O populismo tem sido muitas coisas ao longo da história e por esse motivo nem sempre os cientistas políticos gostam de utilizar este conceito. Tem sido de direita e de esquerda, democrático e não-democrático, mas em todos os casos, sem exceção, suas práticas apelam à suposta legitimidade política da maioria contra os rigores da lei. Na visão populista a lei vale muito menos que a vontade da maioria. Em vez de promover o difícil equilíbrio entre a vontade da maioria e a liberdade e os direitos dos cidadãos, expressados muito especialmente na obediência à lei por parte da classe política, o populismo promove o conflito entre ambos os aspectos da democracia. As lideranças populistas surgidas de eleições podem reivindicar o caráter democrático de seu mandato apenas parcialmente. Sua utilização da vontade da maioria para não se subordinar totalmente ao rigor da lei os torna também autoritários.

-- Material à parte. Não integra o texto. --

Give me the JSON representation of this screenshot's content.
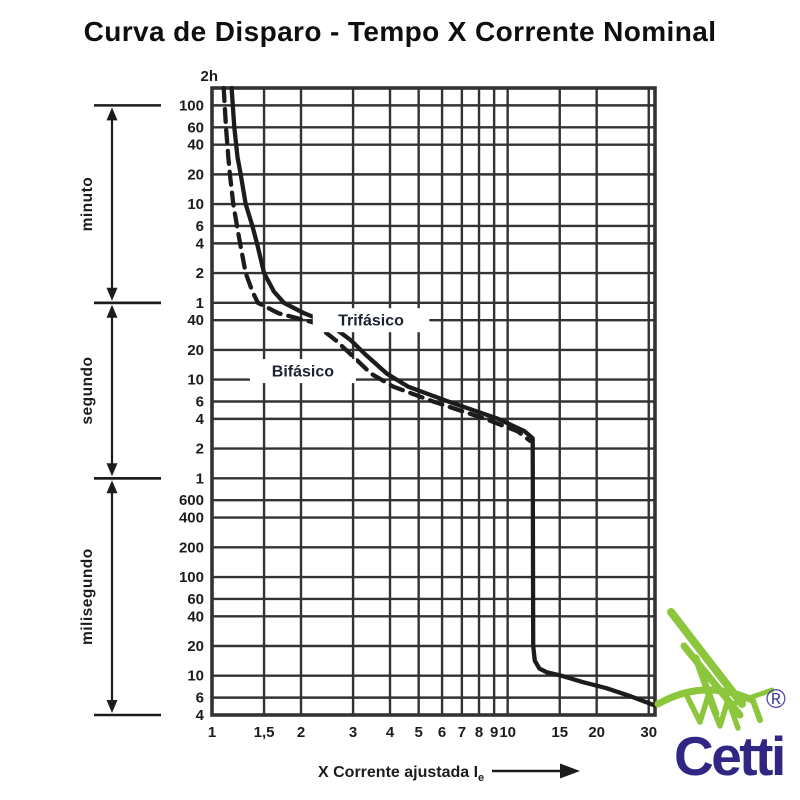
{
  "title": "Curva de Disparo - Tempo X Corrente Nominal",
  "colors": {
    "ink": "#1c1c1c",
    "grid": "#333333",
    "label_text": "#1b2330",
    "brand_navy": "#312783",
    "brand_green": "#8CC63C",
    "registered_purple": "#4a43a8"
  },
  "logo": {
    "brand": "Cetti",
    "registered": "®"
  },
  "chart_data": {
    "type": "line",
    "title": "Curva de Disparo - Tempo X Corrente Nominal",
    "xlabel": "X Corrente ajustada Ie",
    "xlabel_main": "X Corrente ajustada I",
    "xlabel_sub": "e",
    "grid": true,
    "x_axis": {
      "scale": "log",
      "min": 1,
      "max": 31.5,
      "ticks": [
        {
          "label": "1",
          "v": 1
        },
        {
          "label": "1,5",
          "v": 1.5
        },
        {
          "label": "2",
          "v": 2
        },
        {
          "label": "3",
          "v": 3
        },
        {
          "label": "4",
          "v": 4
        },
        {
          "label": "5",
          "v": 5
        },
        {
          "label": "6",
          "v": 6
        },
        {
          "label": "7",
          "v": 7
        },
        {
          "label": "8",
          "v": 8
        },
        {
          "label": "9",
          "v": 9
        },
        {
          "label": "10",
          "v": 10
        },
        {
          "label": "15",
          "v": 15
        },
        {
          "label": "20",
          "v": 20
        },
        {
          "label": "30",
          "v": 30
        }
      ]
    },
    "y_axis": {
      "scale": "log",
      "unit": "seconds",
      "min": 0.004,
      "max": 9000,
      "top_label": "2h",
      "ticks": [
        {
          "label": "100",
          "t": 6000
        },
        {
          "label": "60",
          "t": 3600
        },
        {
          "label": "40",
          "t": 2400
        },
        {
          "label": "20",
          "t": 1200
        },
        {
          "label": "10",
          "t": 600
        },
        {
          "label": "6",
          "t": 360
        },
        {
          "label": "4",
          "t": 240
        },
        {
          "label": "2",
          "t": 120
        },
        {
          "label": "1",
          "t": 60
        },
        {
          "label": "40",
          "t": 40
        },
        {
          "label": "20",
          "t": 20
        },
        {
          "label": "10",
          "t": 10
        },
        {
          "label": "6",
          "t": 6
        },
        {
          "label": "4",
          "t": 4
        },
        {
          "label": "2",
          "t": 2
        },
        {
          "label": "1",
          "t": 1
        },
        {
          "label": "600",
          "t": 0.6
        },
        {
          "label": "400",
          "t": 0.4
        },
        {
          "label": "200",
          "t": 0.2
        },
        {
          "label": "100",
          "t": 0.1
        },
        {
          "label": "60",
          "t": 0.06
        },
        {
          "label": "40",
          "t": 0.04
        },
        {
          "label": "20",
          "t": 0.02
        },
        {
          "label": "10",
          "t": 0.01
        },
        {
          "label": "6",
          "t": 0.006
        },
        {
          "label": "4",
          "t": 0.004
        }
      ],
      "sections": [
        {
          "label": "minuto",
          "from_s": 60,
          "to_s": 6000
        },
        {
          "label": "segundo",
          "from_s": 1,
          "to_s": 60
        },
        {
          "label": "milisegundo",
          "from_s": 0.004,
          "to_s": 1
        }
      ]
    },
    "gridlines_x": [
      1.5,
      2,
      3,
      4,
      5,
      6,
      7,
      8,
      9,
      10,
      15,
      20,
      30
    ],
    "gridlines_y_seconds": [
      6000,
      3600,
      2400,
      1200,
      600,
      360,
      240,
      120,
      60,
      40,
      20,
      10,
      6,
      4,
      2,
      1,
      0.6,
      0.4,
      0.2,
      0.1,
      0.06,
      0.04,
      0.02,
      0.01,
      0.006,
      0.004
    ],
    "series": [
      {
        "name": "Trifásico",
        "style": "solid",
        "label_anchor": {
          "x": 3.45,
          "t": 40
        },
        "points": [
          [
            1.165,
            9000
          ],
          [
            1.19,
            3600
          ],
          [
            1.22,
            1800
          ],
          [
            1.25,
            1200
          ],
          [
            1.3,
            600
          ],
          [
            1.37,
            360
          ],
          [
            1.42,
            240
          ],
          [
            1.5,
            120
          ],
          [
            1.62,
            78
          ],
          [
            1.75,
            60
          ],
          [
            2.05,
            47
          ],
          [
            2.45,
            38
          ],
          [
            2.95,
            25
          ],
          [
            3.3,
            18
          ],
          [
            3.9,
            11.5
          ],
          [
            4.6,
            8.5
          ],
          [
            6.3,
            6
          ],
          [
            9.3,
            4
          ],
          [
            11.4,
            3
          ],
          [
            12.15,
            2.55
          ],
          [
            12.2,
            0.02
          ],
          [
            12.35,
            0.0142
          ],
          [
            12.8,
            0.0118
          ],
          [
            13.6,
            0.0108
          ],
          [
            15.2,
            0.01
          ],
          [
            18.0,
            0.0086
          ],
          [
            21.5,
            0.0075
          ],
          [
            26.0,
            0.0062
          ],
          [
            31.4,
            0.005
          ]
        ]
      },
      {
        "name": "Bifásico",
        "style": "dashed",
        "label_anchor": {
          "x": 2.03,
          "t": 12.2
        },
        "points": [
          [
            1.095,
            9000
          ],
          [
            1.115,
            3600
          ],
          [
            1.135,
            1800
          ],
          [
            1.15,
            1200
          ],
          [
            1.18,
            600
          ],
          [
            1.215,
            360
          ],
          [
            1.245,
            240
          ],
          [
            1.3,
            120
          ],
          [
            1.37,
            78
          ],
          [
            1.43,
            60
          ],
          [
            1.68,
            47
          ],
          [
            2.2,
            38
          ],
          [
            2.62,
            25
          ],
          [
            2.95,
            18
          ],
          [
            3.45,
            11.5
          ],
          [
            4.1,
            8.5
          ],
          [
            5.6,
            6
          ],
          [
            8.4,
            4
          ],
          [
            10.8,
            3
          ],
          [
            11.9,
            2.4
          ]
        ]
      }
    ]
  }
}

A democracia tem duas caras, mas o populismo contemporâneo reivindica apenas uma. Isso traz para o interior do regime democrático uma tensão insustentável no longo prazo. A eventual presença de um líder carismático no governo pode ajudar a esconder, durante um determinado tempo, as nocivas conseqüências da ação populista, mas quando o sonho acaba fica uma democracia profundamente deteriorada para ser administrada por uma massa de cidadãos apáticos ou ressentidos, em ambos os casos sem uma cultura política respeitosa da lei. O resultado em longo prazo do populismo pode ser o catastrófico “estado de natureza”, frente ao qual tremiam os clássicos da teoria política moderna.
Hector Leis foi doutor em filosofia, professor da Universidade Federal de Santa Catarina e autor de numerosos trabalhos nas áreas de filosofia política, relações internacionais, e sociologia ambiental.
Caro professor hector.
Já fui seu aluno em 1999, sempre admirei suas ideias liberais mas vejo que lhe falta um pouco mais. Não é difícil professor promover o equilíbrio entre liberdade e democracia (governo da maioria), é impossível. já deveria estar ciente disso, que são prerrogativas irreconciliáveis. Aliás, a democracia esvaziou o debate político e ideológico em todo o mundo democrático.